Das Universitätsklinikum Eppendorf (UKE) in Hamburg hat mit am meisten Corona-Tests durchgeführt. Von den insgesamt 2000 Tests, die dort bis Anfang dieser Woche gemacht wurden, waren 21 positiv. Das heißt, nur ein Prozent der getesteten Menschen war tatsächlich infiziert. An der Uniklinik Heidelberg waren zwei Prozent der Tests positiv, in Leipzig nur 0,1 Prozent, in Münster zwei Prozent, in Tübingen ein Prozent und an der TU München sieben Prozent.

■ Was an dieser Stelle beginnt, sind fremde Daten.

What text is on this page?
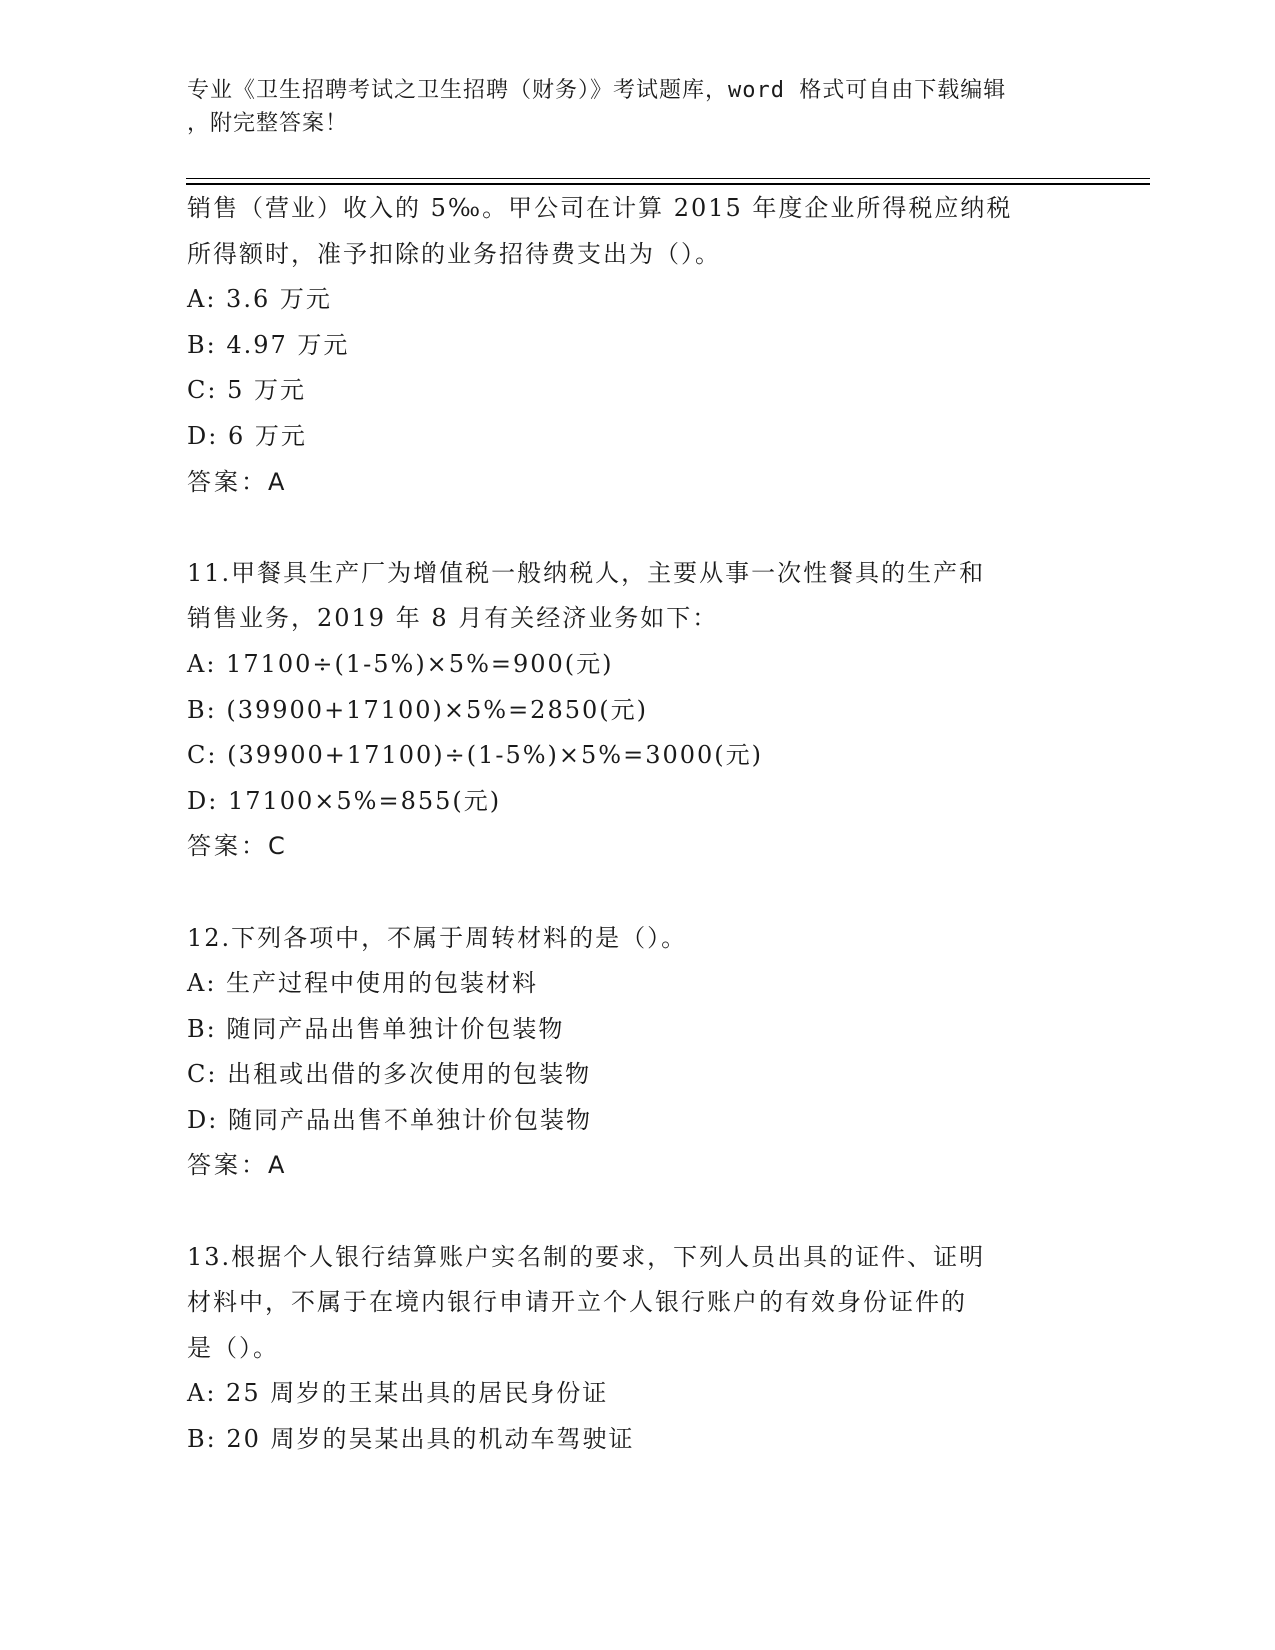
专业《卫生招聘考试之卫生招聘（财务）》考试题库，word 格式可自由下载编辑
，附完整答案！
销售（营业）收入的 5‰。甲公司在计算 2015 年度企业所得税应纳税
所得额时，准予扣除的业务招待费支出为（）。
A: 3.6 万元
B: 4.97 万元
C: 5 万元
D: 6 万元
答案：A
11.甲餐具生产厂为增值税一般纳税人，主要从事一次性餐具的生产和
销售业务，2019 年 8 月有关经济业务如下：
A: 17100÷(1-5%)×5%=900(元)
B: (39900+17100)×5%=2850(元)
C: (39900+17100)÷(1-5%)×5%=3000(元)
D: 17100×5%=855(元)
答案：C
12.下列各项中，不属于周转材料的是（）。
A: 生产过程中使用的包装材料
B: 随同产品出售单独计价包装物
C: 出租或出借的多次使用的包装物
D: 随同产品出售不单独计价包装物
答案：A
13.根据个人银行结算账户实名制的要求，下列人员出具的证件、证明
材料中，不属于在境内银行申请开立个人银行账户的有效身份证件的
是（）。
A: 25 周岁的王某出具的居民身份证
B: 20 周岁的吴某出具的机动车驾驶证
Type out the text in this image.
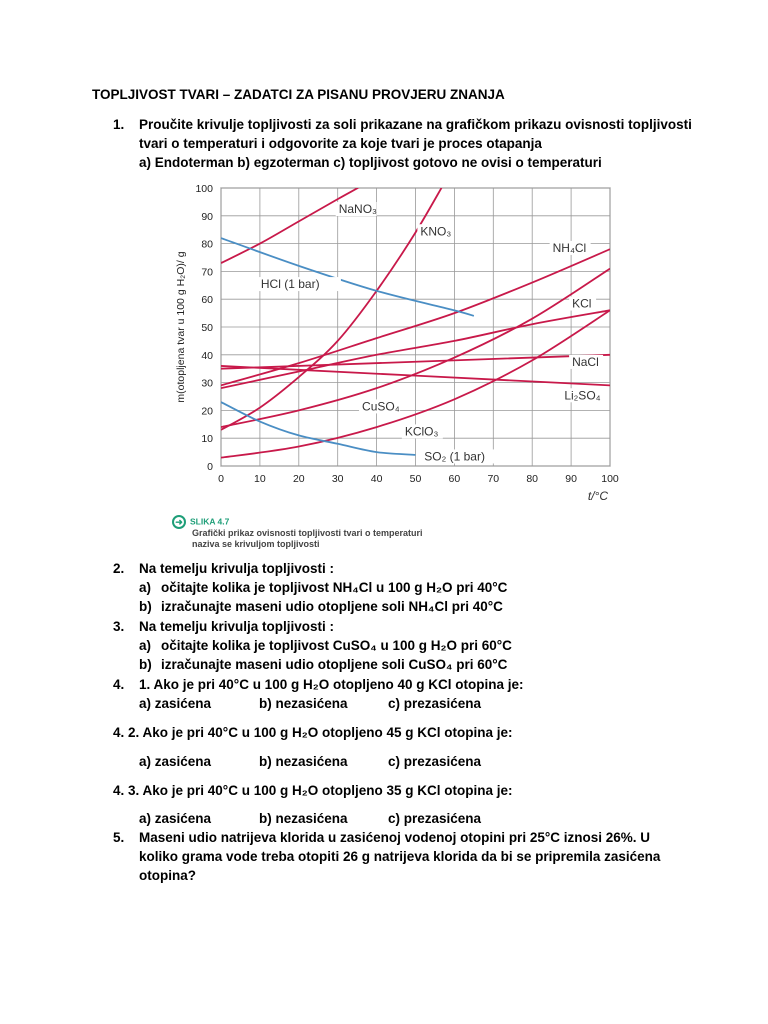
TOPLJIVOST TVARI – ZADATCI ZA PISANU PROVJERU ZNANJA
1. Proučite krivulje topljivosti za soli prikazane na grafičkom prikazu ovisnosti topljivosti
tvari o temperaturi i odgovorite za koje tvari je proces otapanja
a) Endoterman b) egzoterman c) topljivost gotovo ne ovisi o temperaturi
0	10	20	30	40	50	60	70	80	90 100
0
10
20
30
40
50
60
70
80
90
100
t/°C
m(otopljena tvar u 100 g H₂O)/ g
NaNO₃
KNO₃
NH₄Cl
HCl (1 bar)
KCl
NaCl
Li₂SO₄
CuSO₄
KClO₃
SO₂ (1 bar)
➜ SLIKA 4.7
Grafički prikaz ovisnosti topljivosti tvari o temperaturi
naziva se krivuljom topljivosti
2. Na temelju krivulja topljivosti :
a) očitajte kolika je topljivost NH₄Cl u 100 g H₂O pri 40°C
b) izračunajte maseni udio otopljene soli NH₄Cl pri 40°C
3. Na temelju krivulja topljivosti :
a) očitajte kolika je topljivost CuSO₄ u 100 g H₂O pri 60°C
b) izračunajte maseni udio otopljene soli CuSO₄ pri 60°C
4. 1. Ako je pri 40°C u 100 g H₂O otopljeno 40 g KCl otopina je:
a) zasićena	b) nezasićena	c) prezasićena
4. 2. Ako je pri 40°C u 100 g H₂O otopljeno 45 g KCl otopina je:
a) zasićena	b) nezasićena	c) prezasićena
4. 3. Ako je pri 40°C u 100 g H₂O otopljeno 35 g KCl otopina je:
a) zasićena	b) nezasićena	c) prezasićena
5. Maseni udio natrijeva klorida u zasićenoj vodenoj otopini pri 25°C iznosi 26%. U
koliko grama vode treba otopiti 26 g natrijeva klorida da bi se pripremila zasićena
otopina?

Die meisten Experten sind sich einig, dass zur Bekämpfung der Pandemie eine möglichst große Transparenz der Lage hilft und Informationen nicht zurückgehalten werden sollen. So hat selbst das US-amerikanische Verteidigungsministerium gestern mitgeteilt: "Die Art und Weise, wie man den Ausbruch kontrollieren kann, besteht nicht darin, Daten zu verbergen, sondern für die Öffentlichkeit transparent zu sein, damit wir ein klares Verständnis des Risikos haben und dann geeignete Maßnahmen zur Eindämmung ergreifen können."

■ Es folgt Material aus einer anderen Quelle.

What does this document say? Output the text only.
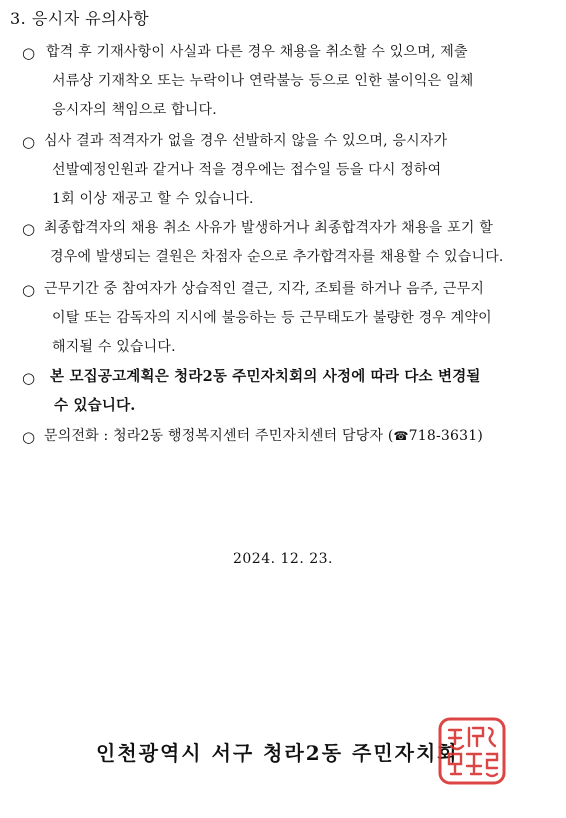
3. 응시자 유의사항
○ 합격 후 기재사항이 사실과 다른 경우 채용을 취소할 수 있으며, 제출
서류상 기재착오 또는 누락이나 연락불능 등으로 인한 불이익은 일체
응시자의 책임으로 합니다.
○ 심사 결과 적격자가 없을 경우 선발하지 않을 수 있으며, 응시자가
선발예정인원과 같거나 적을 경우에는 접수일 등을 다시 정하여
1회 이상 재공고 할 수 있습니다.
○ 최종합격자의 채용 취소 사유가 발생하거나 최종합격자가 채용을 포기 할
경우에 발생되는 결원은 차점자 순으로 추가합격자를 채용할 수 있습니다.
○ 근무기간 중 참여자가 상습적인 결근, 지각, 조퇴를 하거나 음주, 근무지
이탈 또는 감독자의 지시에 불응하는 등 근무태도가 불량한 경우 계약이
해지될 수 있습니다.
○ 본 모집공고계획은 청라2동 주민자치회의 사정에 따라 다소 변경될
수 있습니다.
○ 문의전화 : 청라2동 행정복지센터 주민자치센터 담당자 (☎718-3631)
2024. 12. 23.
인천광역시 서구 청라2동 주민자치회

In Deutschland dagegen tun sich selbst viele Unikliniken schwer mit der Transparenz. So beantwortete knapp die Hälfte der Unikliniken Fragen zum Stand der Vorbereitung nicht, dazu gehören die Unikliniken in Rostock, Magdeburg, Halle, Dresden, Jena, Düsseldorf, Erlangen, Essen, Freiburg, Homburg, Köln, Mainz, Mannheim, Regensburg und Würzburg.